Why Are Tax Returns Important For Your Mortgage Application?


All those tax returns that you’ve been filing over the years could one day prove to be very important documents if you ever decide to buy a home in the future. While they might just be gathering dust in your filing cabinets, at some point you might need to submit your tax returns to your lender in order to provide proof of your taxable income.

Some lenders might not request such documentation, but you want to ensure that you’re prepared to hand over this paperwork just in case, and not just the first page or two. Today, lenders often require entire tax returns and all schedules that come with it. That gives the lender the opportunity to assess your entire income position.

Essentially, your lender is interested in looking at your full tax returns for the last two or three years in order to see if your income is sufficient to sustain a mortgage, as well as to identify if there is any sign of loan fraud.

W-2 Wage Earners

If you are employed and receive a W-2 form from your employer, the IRS will get a copy of this every year which details how much you earned in that year and how much taxes were held back from your paycheck. Your lender will want to know if your income can be verified and if it’s consistent and sustainable.

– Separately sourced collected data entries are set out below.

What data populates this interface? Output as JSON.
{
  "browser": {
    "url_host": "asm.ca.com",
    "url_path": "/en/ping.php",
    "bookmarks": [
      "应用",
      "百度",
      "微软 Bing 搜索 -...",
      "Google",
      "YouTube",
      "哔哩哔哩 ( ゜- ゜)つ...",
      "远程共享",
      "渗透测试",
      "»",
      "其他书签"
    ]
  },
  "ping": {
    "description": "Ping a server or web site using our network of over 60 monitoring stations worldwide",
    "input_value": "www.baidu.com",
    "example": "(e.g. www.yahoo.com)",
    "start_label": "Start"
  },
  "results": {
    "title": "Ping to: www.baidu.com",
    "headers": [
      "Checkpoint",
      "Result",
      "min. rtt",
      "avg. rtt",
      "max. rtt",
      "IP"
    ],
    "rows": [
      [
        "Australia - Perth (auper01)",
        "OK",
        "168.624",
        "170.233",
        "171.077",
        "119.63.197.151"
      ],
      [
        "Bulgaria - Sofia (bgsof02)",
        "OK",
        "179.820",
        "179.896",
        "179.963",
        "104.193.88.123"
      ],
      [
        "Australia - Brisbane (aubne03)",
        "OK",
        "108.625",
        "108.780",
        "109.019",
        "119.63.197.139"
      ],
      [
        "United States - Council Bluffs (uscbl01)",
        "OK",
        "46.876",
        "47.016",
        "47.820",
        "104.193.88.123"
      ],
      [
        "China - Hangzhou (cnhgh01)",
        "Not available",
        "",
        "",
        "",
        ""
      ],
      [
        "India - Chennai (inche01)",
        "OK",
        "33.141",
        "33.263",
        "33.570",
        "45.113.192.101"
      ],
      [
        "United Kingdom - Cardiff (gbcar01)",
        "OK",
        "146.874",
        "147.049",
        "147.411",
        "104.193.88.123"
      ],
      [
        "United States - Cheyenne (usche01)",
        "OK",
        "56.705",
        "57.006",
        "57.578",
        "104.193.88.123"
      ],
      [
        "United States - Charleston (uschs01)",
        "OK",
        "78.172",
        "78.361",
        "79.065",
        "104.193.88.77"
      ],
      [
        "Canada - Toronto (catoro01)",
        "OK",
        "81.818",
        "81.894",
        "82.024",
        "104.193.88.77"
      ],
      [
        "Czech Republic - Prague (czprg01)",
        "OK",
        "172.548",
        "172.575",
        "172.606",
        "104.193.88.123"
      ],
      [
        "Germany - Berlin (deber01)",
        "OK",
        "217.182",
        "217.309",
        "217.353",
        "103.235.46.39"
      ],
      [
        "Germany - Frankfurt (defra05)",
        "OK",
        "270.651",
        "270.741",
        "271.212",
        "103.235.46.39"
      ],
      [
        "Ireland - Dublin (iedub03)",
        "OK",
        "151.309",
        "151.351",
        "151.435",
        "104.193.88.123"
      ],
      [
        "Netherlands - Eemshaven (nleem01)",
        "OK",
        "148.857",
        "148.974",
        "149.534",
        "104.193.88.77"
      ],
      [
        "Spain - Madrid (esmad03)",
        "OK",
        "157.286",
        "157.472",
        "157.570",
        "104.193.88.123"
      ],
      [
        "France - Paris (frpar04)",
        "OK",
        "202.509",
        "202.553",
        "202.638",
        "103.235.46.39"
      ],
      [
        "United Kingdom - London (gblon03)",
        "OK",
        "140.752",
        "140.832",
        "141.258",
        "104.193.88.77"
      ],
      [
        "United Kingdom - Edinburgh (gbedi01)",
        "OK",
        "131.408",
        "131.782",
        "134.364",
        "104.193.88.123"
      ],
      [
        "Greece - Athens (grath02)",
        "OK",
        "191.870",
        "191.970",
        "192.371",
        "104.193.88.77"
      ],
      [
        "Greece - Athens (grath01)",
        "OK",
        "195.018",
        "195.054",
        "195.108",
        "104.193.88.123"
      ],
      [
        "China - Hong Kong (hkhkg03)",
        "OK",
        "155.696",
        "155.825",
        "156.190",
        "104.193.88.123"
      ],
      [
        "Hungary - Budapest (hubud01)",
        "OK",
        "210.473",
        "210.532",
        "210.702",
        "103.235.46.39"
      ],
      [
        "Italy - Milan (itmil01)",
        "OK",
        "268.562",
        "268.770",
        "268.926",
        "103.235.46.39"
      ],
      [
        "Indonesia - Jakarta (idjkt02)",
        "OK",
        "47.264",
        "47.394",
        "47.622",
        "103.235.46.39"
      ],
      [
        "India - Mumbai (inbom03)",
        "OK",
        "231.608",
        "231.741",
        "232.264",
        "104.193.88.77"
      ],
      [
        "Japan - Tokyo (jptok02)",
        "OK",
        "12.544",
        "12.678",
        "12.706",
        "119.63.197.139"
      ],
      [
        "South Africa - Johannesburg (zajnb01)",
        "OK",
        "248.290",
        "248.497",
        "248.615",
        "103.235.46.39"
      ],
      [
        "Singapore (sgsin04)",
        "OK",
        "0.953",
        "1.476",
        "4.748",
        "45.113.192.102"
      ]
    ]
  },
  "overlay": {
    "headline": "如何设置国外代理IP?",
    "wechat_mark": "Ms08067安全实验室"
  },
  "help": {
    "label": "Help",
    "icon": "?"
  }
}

There’s a chance that your lender may not ask for your tax returns if you’re a W-2 employee, but it’s important to be prepared just in case. However, if you are collecting pension income or social security income, you will likely have to come up with the last two years of tax returns to submit to your lender.

If you deduct any unreimbursed business expenses on your tax return – such as union dues, mileage for work travel, or mobile phones needed for business purposes – your lender will probably subtract this amount from the income you can use to qualify for a home loan. These expenses will then be deducted from your annual salary, which is the actual income that your lender will use towards your home loan qualification.


If you’re self-employed, you will absolutely need to hand in your tax returns. These documents are really the only way for your lender to verify your income over the last few years to assess how much you make after all costs to operate your business have been paid, and whether that income is enough to show that you are financially capable of making good on your monthly mortgage payments.

Your tax returns will show what your actual net income is after you’ve paid your taxes. If you inflate your business expenses or under-report your income, you could be sabotaging your ability to get approved for a mortgage. You won’t be able to modify your previous tax returns to help you qualify, either.

Dividends or Interest From Investments

If you own any investments, such as mutual funds or stocks that pay your dividends or earn you interest, your lender will want to now how much you earn from them and if this income is regular and steady. A one-time income collection is not likely to be counted towards a mortgage approval.


If you’re in some type of sales position, you will likely collect commissions based on your performance. Any commissions that you earn will be analyzed by your lender to see if this additional income is steady. If you didn’t report your commissions to the IRS, this money will probably not be counted towards your income, and therefore won’t be used to assess your ability to pay your mortgage.

Business Losses

If you or your spouse run a business, any losses will need to be recorded when you file your taxes at the end of the year.

Rental Income

If you own an income property that you regularly collect rent from, this amount will need to be specified on your tax return. However, if you bought the property in the current calendar year, the rent you collect needs to be documented on back-to-back monthly bank statements. If you don’t enter any rent collected on your tax returns, you can’t claim that as income when trying to qualify for a mortgage.

Capital Gains

When you sell an income property, you’ll be subject to paying taxes on your capital gains, which is the profit you make from the sale of the property. However, it’s not uncommon for capital gains to be counted towards your income because it’s not exactly a viable and continuous type of income, which is essentially what your lender will want to see before a loan is extended to you.

The Bottom Line

Any document that your lender can get a hold of that provides a complete picture of your actual income will likely be asked for. Be prepared to hand in your tax returns from the last two or three years, especially of you are self-employed or are collecting some form of income aside from your regular paychecks.